A World of Poetry and Fun
by Janet Rogers
for National Poetry Month, April 2020
I am a full time writer. I am also single and child-free which makes being a full time writer, that much more fun. I mention this as a way to introduce my position as a global writer. I travel extensively for my career and I stay away from home for extended periods of time. In fact, over the last three years I’ve been “on the road” before moving back to my home territory, Six Nations of the Grand River in June 2019.
Within the three year road trip I took part in the Joy Kogawa House residency in Vancouver British Columbia, the Institute of American Indian Art in Santa Fe New Mexico Artist in Residence and served as the Writer in Residence at the University of Alberta in Treaty 6 territory. At this time, I gave up my apartment in Coast Salish territory (Victoria B.C.) where I lived as a guest for 24 years (1994 – 2018) and served as the Poet Laureate for three years (2012-2015) and put my thoroughly sifted-through belongings into storage. Prior to that, I sublet the apartment during my stay at the North House in Cambridge, Ontario for the Musagetes Writer in Residence term, and the University of Lethbridge Artist in Residence in Blairemore, Alberta directly after that.
Sound dreamy? It was in fact a very dreamy time for a writer who responds to territory, land and culture. And not a lonely existence in case you were wondering, when the opportunity to create relationship with land and place presents itself in each new location.

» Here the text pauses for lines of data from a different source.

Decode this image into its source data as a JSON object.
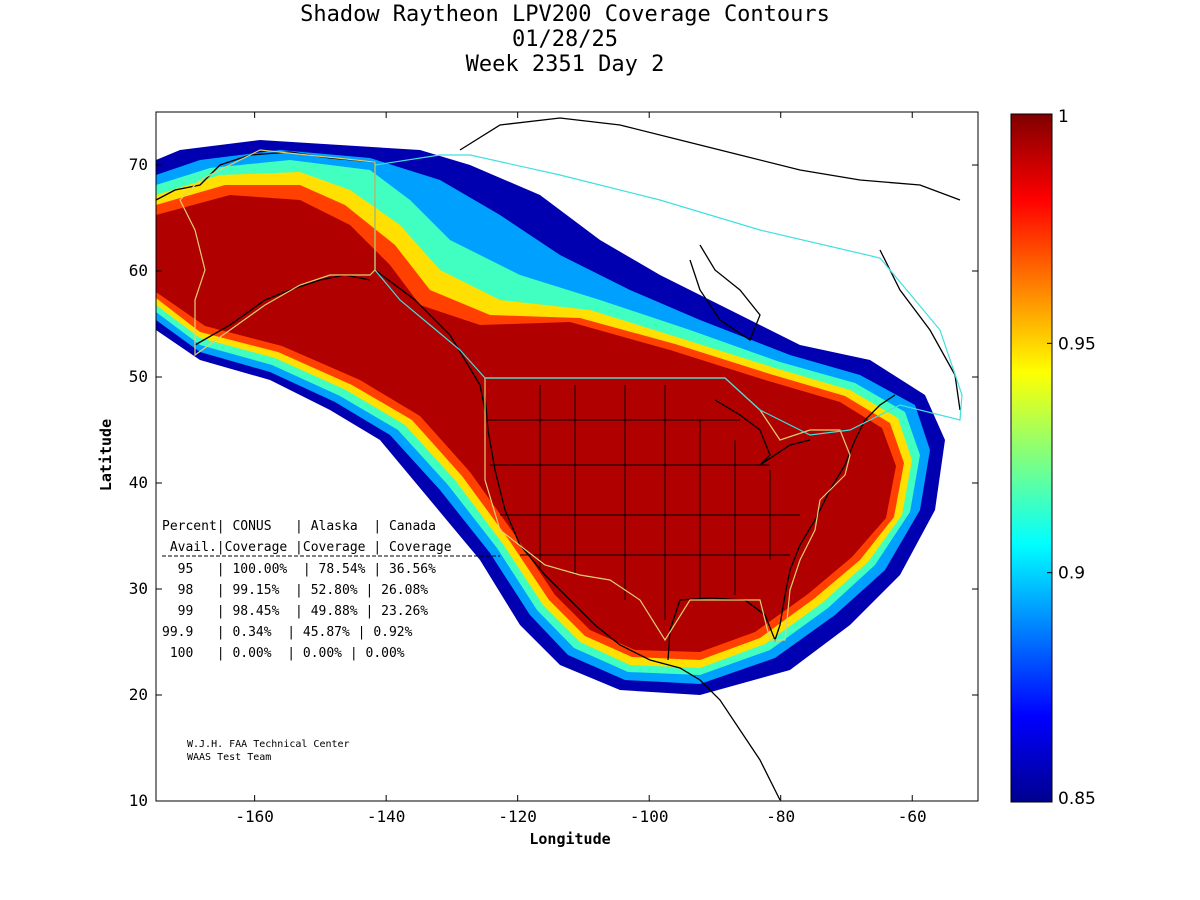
{
  "title": {
    "line1": "Shadow Raytheon LPV200 Coverage Contours",
    "line2": "01/28/25",
    "line3": "Week 2351 Day 2"
  },
  "axes": {
    "xlabel": "Longitude",
    "ylabel": "Latitude",
    "xlim": [
      -175,
      -50
    ],
    "ylim": [
      10,
      75
    ],
    "xticks": [
      -160,
      -140,
      -120,
      -100,
      -80,
      -60
    ],
    "yticks": [
      10,
      20,
      30,
      40,
      50,
      60,
      70
    ]
  },
  "colorbar": {
    "min": 0.85,
    "max": 1,
    "ticks": [
      {
        "value": 1,
        "label": "1"
      },
      {
        "value": 0.95,
        "label": "0.95"
      },
      {
        "value": 0.9,
        "label": "0.9"
      },
      {
        "value": 0.85,
        "label": "0.85"
      }
    ],
    "colormap": "jet"
  },
  "table": {
    "header1": "Percent| CONUS   | Alaska  | Canada",
    "header2": " Avail.|Coverage |Coverage | Coverage",
    "rows": [
      "  95   | 100.00%  | 78.54% | 36.56%",
      "  98   | 99.15%  | 52.80% | 26.08%",
      "  99   | 98.45%  | 49.88% | 23.26%",
      "99.9   | 0.34%  | 45.87% | 0.92%",
      " 100   | 0.00%  | 0.00% | 0.00%"
    ]
  },
  "credit": {
    "line1": "W.J.H. FAA Technical Center",
    "line2": "WAAS Test Team"
  },
  "colors": {
    "core": "#b00000",
    "fringe": "#0000a0",
    "coast": "#000000",
    "conus_boundary": "#e0d070",
    "canada_boundary": "#40e0e0"
  }
}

I am home now. A place where I can unpack the memories created and collected and stir experience as an ingredient into future writing that reflects broadened perspectives and parallel comparisons to more regional realities. The most “foreign” of my experiences was a three-week residency in a little town called Palomino; Arawak territory in La Guajira Colombia. Here, the artist/guests live in open air huts with banana leaf roots. We ate what the locals ate, we endured tropical heat daily without relief and I contracted a mosquito bite infection on my legs which sent me to the small two-room clinic. But man, was I inspired.
It was a sound residency held at the Shain Wüunu Experimental Art Centre and hosted by Alejandro Valbuena. I collected sounds and wrote poems about and for the lands, not as an appropriator of their culture but from my perspective as a guest and visitor. The poems were translated into Spanish and one was translated further into a more local dialect of the Arawak people. I documented the translation process which in itself was so poetic and so surreal in that, people from the small village, the language teachers and even the children wanted to help translate my words. That poem and the translation is included here.
Hot Oceans By Janet Rogers (translation by Alejandro Valbueno)
monochrome el monocroma
did not come from here no nacio aca
and there is no such thing as silence eso llamado silencio tampoco
earth speaks la tierra habla
in creature voice con voz de criaturas
in critter voice con voz de insectos
sky languages los languages del cielo
violent and wild salvaje y violento
(ocean) breaths (el mar) respira
human echoes ecos humanos
territory remembers la tierra recuerda
horrors (I can´t fathom) un terror (que no puedo imaginar)
honest earth tierra honesta
people earth people gente, gente de la tierra
living rocks piedras vivientes
on wind-whipped con el viento que golpea
and rust bent tundras lomas oxidadas
sand skins piel de arena
warm, hot caliente, hirviente
HAWT arrecho
no silence sin sonido
no cold sin frio
no richness sin dinero
no sadness sin tristezas
no choice sin opciones
no stillness sin quietud
salt and rock sal y rocas
knowing sabiendo
this north of south este norte sureño
beautiful tones tonos hermosos
linger on the land agarrados en la tierra
natural natural
surviving sobreviviendo
salt of the earth la sal de la tierra
hot oceans mares hirvientes
offerings ofrendas
Janet Rogers is currently living, writing and will soon be publishing from her home on the Six Nations territory of the Grand River. Her seventh poetry collection is titled Ego of a Nation and will be released on the Ojistoh label in April 2020. She co-mentors the Indigenous Storytellers and Spoken Word residency at the Banff Centre for the Arts and is the current Writer in Residence under the joint hosting of McMaster University and the Hamilton Public Library 2020-2021.